DLe tribunal d'application des peines de Melun (TAP) a fait droit à la demande de relèvement de la période de sûreté. Dany Leprince restera incarcéré à Melun, lui qui a déjà passé plus de 17 ans en détention. Il doit attendre l'examen de sa demande de libération conditionnelle prévu au mois de septembre.

« La suppression de la peine de sûreté dans son intégralité rend recevable sa demande de libération conditionnelle. Mais cela ne veut pas dire qu'elle lui sera nécessairement accordée », a tempéré son avocat, Me Baudelot qui ne veut pas se réjouir « tant que Dany Leprince n'est pas dehors et tant que son innocence n'est pas reconnue. Car son vrai combat reste la reconnaissance judiciaire de son innocence ».

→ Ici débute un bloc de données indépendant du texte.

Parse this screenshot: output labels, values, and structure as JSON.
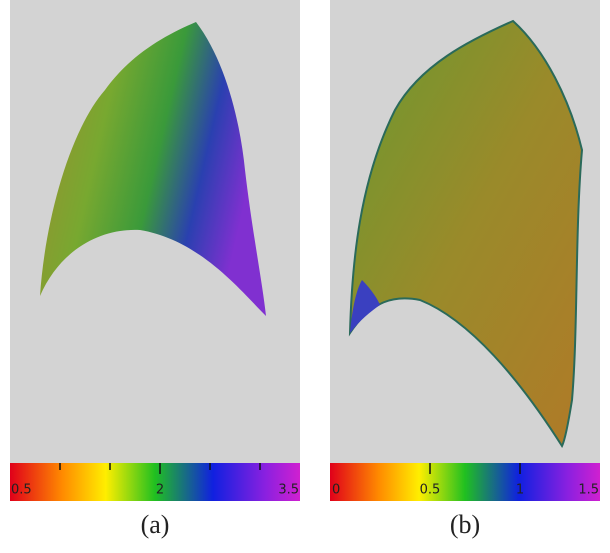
{
  "panels": [
    {
      "caption": "(a)",
      "colorbar_labels": [
        "0.5",
        "2",
        "3.5"
      ]
    },
    {
      "caption": "(b)",
      "colorbar_labels": [
        "0",
        "0.5",
        "1",
        "1.5"
      ]
    }
  ]
}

« Ce qui est dit dans le jugement, c'est qu'il a un comportement exemplaire depuis plus de 16 ans en détention », qu'il a « toujours travaillé et que son travail a été apprécié ». Le TAP de Melun souligne que Dany Leprince a donné « des gages sérieux de réinsertion sociale » : pendant sa suspension de peine de huit mois, il a vécu avec son épouse (connue durant sa détention) et travaillé pour une association qui souhaite l'embaucher à sa sortie de prison. La justice lui sait gré, enfin, de ne pas jamais être tombé « dans le vedettariat et la victimisation ». •

Le journaliste du Monde Franck Johannès, auteur d'un livre très documenté sur l'affaire intitulé Le Couteau jaune , résume ainsi toutes les faiblesses de l'accusation dans son dernier article : « Le mobile du crime est incertain, l'horaire douteux et l'arme discutable les gendarmes n'ont pas pu produire une seule preuve matérielle contre lui, et il n'avait pas une goutte de sang sur lui après l'horrible massacre. » Le TAP de Melun ne s'est, bien sûr, pas prononcé sur sa culpabilité ou son innocence, n'étant pas compétent pour le faire.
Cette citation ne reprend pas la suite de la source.